File ~/Devnos/futuretense/www/env/lib/python3.11/site-packages/requests/models.py:1024, in Response.raise_for_status(self)
   [1019](https://file+.vscode-resource.vscode-cdn.net/home/pierpaolo/Devnos/futuretense/www/~/Devnos/futuretense/www/env/lib/python3.11/site-packages/requests/models.py:1019)     http_error_msg = (
   [1020](https://file+.vscode-resource.vscode-cdn.net/home/pierpaolo/Devnos/futuretense/www/~/Devnos/futuretense/www/env/lib/python3.11/site-packages/requests/models.py:1020)         f"{self.status_code} Server Error: {reason} for url: {self.url}"
   [1021](https://file+.vscode-resource.vscode-cdn.net/home/pierpaolo/Devnos/futuretense/www/~/Devnos/futuretense/www/env/lib/python3.11/site-packages/requests/models.py:1021)     )
   [1023](https://file+.vscode-resource.vscode-cdn.net/home/pierpaolo/Devnos/futuretense/www/~/Devnos/futuretense/www/env/lib/python3.11/site-packages/requests/models.py:1023) if http_error_msg:
-> [1024](https://file+.vscode-resource.vscode-cdn.net/home/pierpaolo/Devnos/futuretense/www/~/Devnos/futuretense/www/env/lib/python3.11/site-packages/requests/models.py:1024)     raise HTTPError(http_error_msg, response=self)

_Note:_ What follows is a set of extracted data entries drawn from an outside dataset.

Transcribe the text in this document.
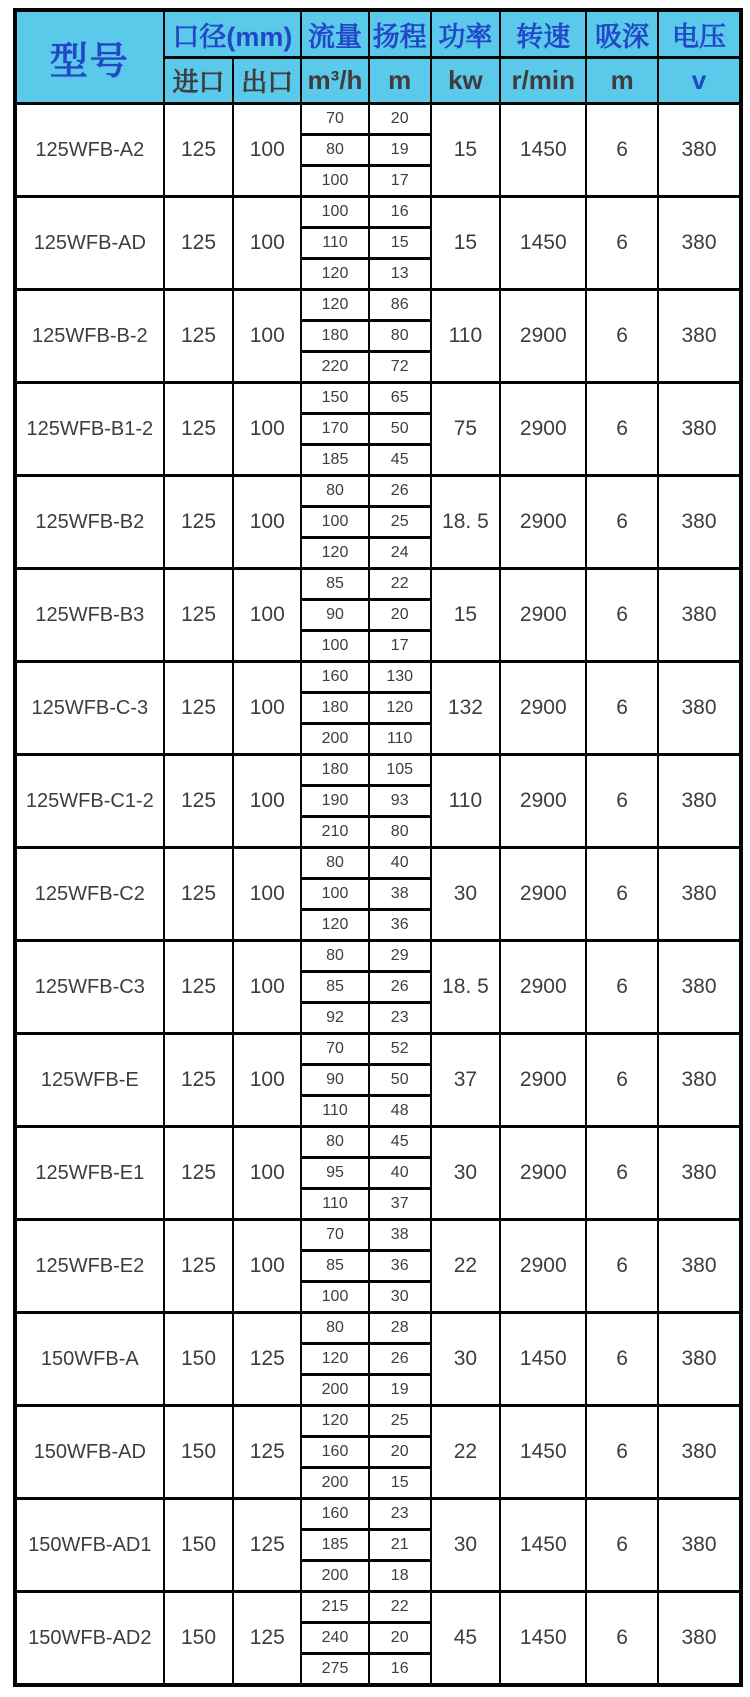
型号	口径(mm)		流量	扬程	功率	转速	吸深	电压
	进口	出口	m³/h	m	kw	r/min	m	v
125WFB-A2	125	100	70	20	15	1450	6	380
			80	19				
			100	17				
125WFB-AD	125	100	100	16	15	1450	6	380
			110	15				
			120	13				
125WFB-B-2	125	100	120	86	110	2900	6	380
			180	80				
			220	72				
125WFB-B1-2	125	100	150	65	75	2900	6	380
			170	50				
			185	45				
125WFB-B2	125	100	80	26	18. 5	2900	6	380
			100	25				
			120	24				
125WFB-B3	125	100	85	22	15	2900	6	380
			90	20				
			100	17				
125WFB-C-3	125	100	160	130	132	2900	6	380
			180	120				
			200	110				
125WFB-C1-2	125	100	180	105	110	2900	6	380
			190	93				
			210	80				
125WFB-C2	125	100	80	40	30	2900	6	380
			100	38				
			120	36				
125WFB-C3	125	100	80	29	18. 5	2900	6	380
			85	26				
			92	23				
125WFB-E	125	100	70	52	37	2900	6	380
			90	50				
			110	48				
125WFB-E1	125	100	80	45	30	2900	6	380
			95	40				
			110	37				
125WFB-E2	125	100	70	38	22	2900	6	380
			85	36				
			100	30				
150WFB-A	150	125	80	28	30	1450	6	380
			120	26				
			200	19				
150WFB-AD	150	125	120	25	22	1450	6	380
			160	20				
			200	15				
150WFB-AD1	150	125	160	23	30	1450	6	380
			185	21				
			200	18				
150WFB-AD2	150	125	215	22	45	1450	6	380
			240	20				
			275	16				
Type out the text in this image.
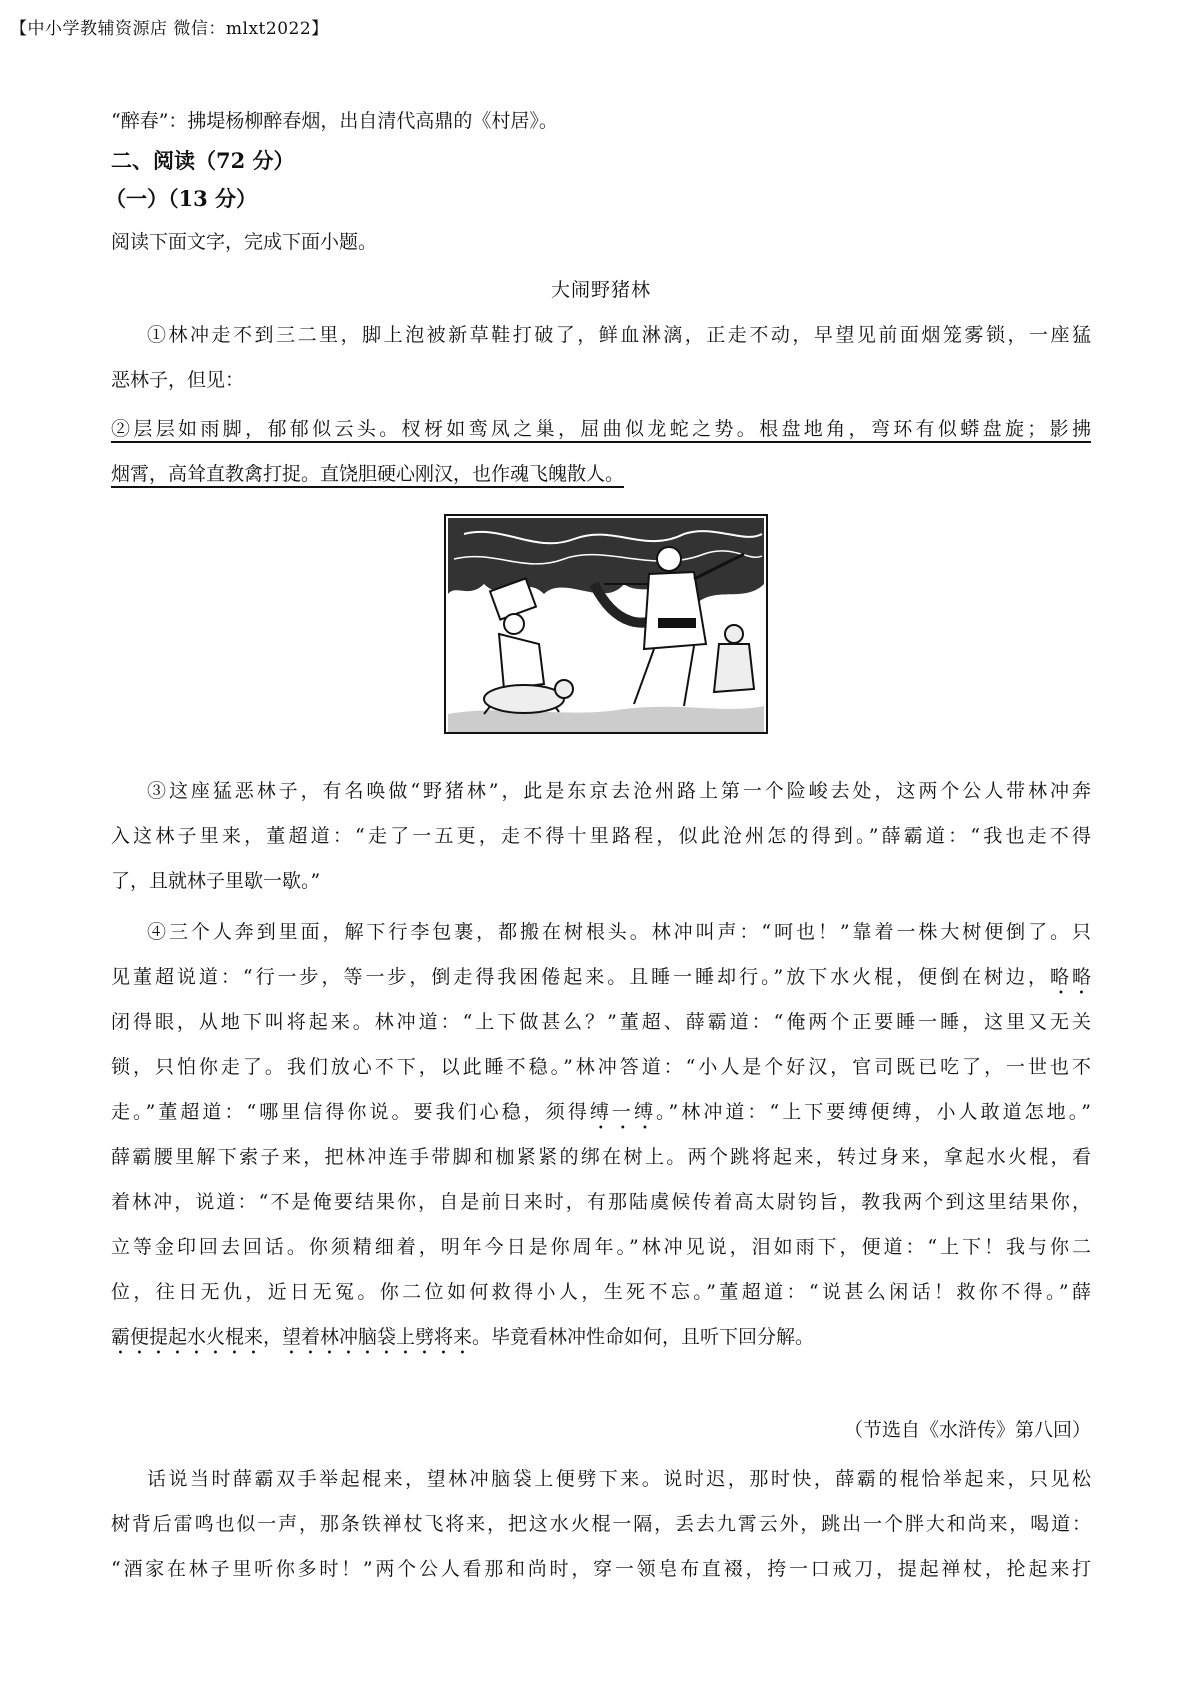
【中小学教辅资源店 微信：mlxt2022】
“醉春”：拂堤杨柳醉春烟，出自清代高鼎的《村居》。
二、阅读（72 分）
（一）（13 分）
阅读下面文字，完成下面小题。
大闹野猪林
①林冲走不到三二里，脚上泡被新草鞋打破了，鲜血淋漓，正走不动，早望见前面烟笼雾锁，一座猛
恶林子，但见：
②层层如雨脚，郁郁似云头。杈枒如鸾凤之巢，屈曲似龙蛇之势。根盘地角，弯环有似蟒盘旋；影拂
烟霄，高耸直教禽打捉。直饶胆硬心刚汉，也作魂飞魄散人。
③这座猛恶林子，有名唤做“野猪林”，此是东京去沧州路上第一个险峻去处，这两个公人带林冲奔
入这林子里来，董超道：“走了一五更，走不得十里路程，似此沧州怎的得到。”薛霸道：“我也走不得
了，且就林子里歇一歇。”
④三个人奔到里面，解下行李包裹，都搬在树根头。林冲叫声：“呵也！”靠着一株大树便倒了。只
见董超说道：“行一步，等一步，倒走得我困倦起来。且睡一睡却行。”放下水火棍，便倒在树边，略略
闭得眼，从地下叫将起来。林冲道：“上下做甚么？”董超、薛霸道：“俺两个正要睡一睡，这里又无关
锁，只怕你走了。我们放心不下，以此睡不稳。”林冲答道：“小人是个好汉，官司既已吃了，一世也不
走。”董超道：“哪里信得你说。要我们心稳，须得缚一缚。”林冲道：“上下要缚便缚，小人敢道怎地。”
薛霸腰里解下索子来，把林冲连手带脚和枷紧紧的绑在树上。两个跳将起来，转过身来，拿起水火棍，看
着林冲，说道：“不是俺要结果你，自是前日来时，有那陆虞候传着高太尉钧旨，教我两个到这里结果你，
立等金印回去回话。你须精细着，明年今日是你周年。”林冲见说，泪如雨下，便道：“上下！我与你二
位，往日无仇，近日无冤。你二位如何救得小人，生死不忘。”董超道：“说甚么闲话！救你不得。”薛
霸便提起水火棍来，望着林冲脑袋上劈将来。毕竟看林冲性命如何，且听下回分解。
（节选自《水浒传》第八回）
话说当时薛霸双手举起棍来，望林冲脑袋上便劈下来。说时迟，那时快，薛霸的棍恰举起来，只见松
树背后雷鸣也似一声，那条铁禅杖飞将来，把这水火棍一隔，丢去九霄云外，跳出一个胖大和尚来，喝道：
“酒家在林子里听你多时！”两个公人看那和尚时，穿一领皂布直裰，挎一口戒刀，提起禅杖，抡起来打
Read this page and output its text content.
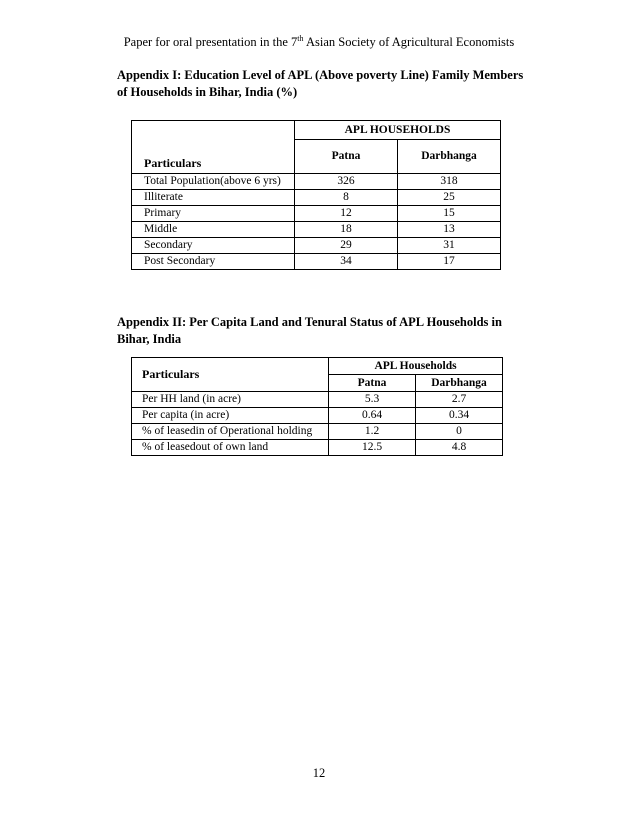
Paper for oral presentation in the 7th Asian Society of Agricultural Economists
Appendix I: Education Level of APL (Above poverty Line) Family Members of Households in Bihar, India (%)
Particulars	APL HOUSEHOLDS	
	Patna	Darbhanga
Total Population(above 6 yrs)	326	318
Illiterate	8	25
Primary	12	15
Middle	18	13
Secondary	29	31
Post Secondary	34	17
Appendix II: Per Capita Land and Tenural Status of APL Households in Bihar, India
Particulars	APL Households	
	Patna	Darbhanga
Per HH land (in acre)	5.3	2.7
Per capita (in acre)	0.64	0.34
% of leasedin of Operational holding	1.2	0
% of leasedout of own land	12.5	4.8
12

HTTPError: 404 Client Error: Not Found for url: https://sdmx.istat.it/SDMXWS/rest/data/22_315/M...?startPeriod=2024-01-01
danieleongari commented 2 months ago

Unfortunately they moved this database behind paywall: http://dati.istat.it/Index.aspx?DataSetCode=DCIS_POPORESBIL1

However, I'm a bit confused because I was able to download the database on June 11: since this issue is before that date and the dataset is currently not available anymore, I wonder if I was just lucky that by some mistake they made it available on that date.

The subscription to OECD iLibrary is pretty expensive: https://issuu.com/oecd.publishing/docs/pricing_list2024?fr=xKAE9_zU1NQ

Another datasets that fall into this category is DCIS_RICSTAT.

@Attol8, I wonder if there is some way to warn the user about this better than

ValueError: No available data found for the requested query (dataset 283_138

if this information about availability can be obtained somewhere from requests.